The most important economic statistic scrutinized by the group, which is headed by former Reagan economic adviser Martin Feldstein, is a figure on the number of jobs created or eliminated by U.S. businesses contained in the Labor Department's monthly employment report.
Despite the loss of more than a half-million jobs since April shown in that report, the committee has declined so far this year to say the economy is recession, arguing that most of the job losses have been confined to manufacturing.
Another indicator closely watched by the committee industrial production has clearly been in recession since last year, and in fact already has fallen further than it did during the 1990-91 recession.

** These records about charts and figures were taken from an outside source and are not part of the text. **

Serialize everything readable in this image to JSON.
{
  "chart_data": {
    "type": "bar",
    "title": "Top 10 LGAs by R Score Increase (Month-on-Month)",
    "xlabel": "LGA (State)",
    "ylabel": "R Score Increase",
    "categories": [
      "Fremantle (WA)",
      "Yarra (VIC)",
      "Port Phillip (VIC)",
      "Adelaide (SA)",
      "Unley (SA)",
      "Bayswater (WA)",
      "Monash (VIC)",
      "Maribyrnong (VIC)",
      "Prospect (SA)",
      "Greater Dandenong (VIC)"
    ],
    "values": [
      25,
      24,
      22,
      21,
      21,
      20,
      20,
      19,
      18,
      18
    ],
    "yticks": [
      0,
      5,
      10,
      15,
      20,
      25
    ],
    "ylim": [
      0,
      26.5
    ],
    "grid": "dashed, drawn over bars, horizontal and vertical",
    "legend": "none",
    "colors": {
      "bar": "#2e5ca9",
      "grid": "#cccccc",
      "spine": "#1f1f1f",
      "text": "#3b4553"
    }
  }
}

But the committee said the downturn in manufacturing and technology has not been broad enough to qualify as a recession.
Another key indicator followed by the committee has not turned down at all that is, personal incomes, adjusted to exclude both inflation and transfer payments from the government such as welfare, Social Security and unemployment benefits.
Many economists believe all that will change with tomorrow's employment report, which is expected to show a loss of 300,000 jobs and declining wages across a broad swath of the economy.
If the employment report is as glum as expected, the Cambridge committee may decide to convene a meeting to mark the onset of a recession. Many economists say that, given the loss of jobs since April, the committee ultimately may decide that the recession started last spring rather than with the summer decline in output seen in yesterday's Commerce Department report.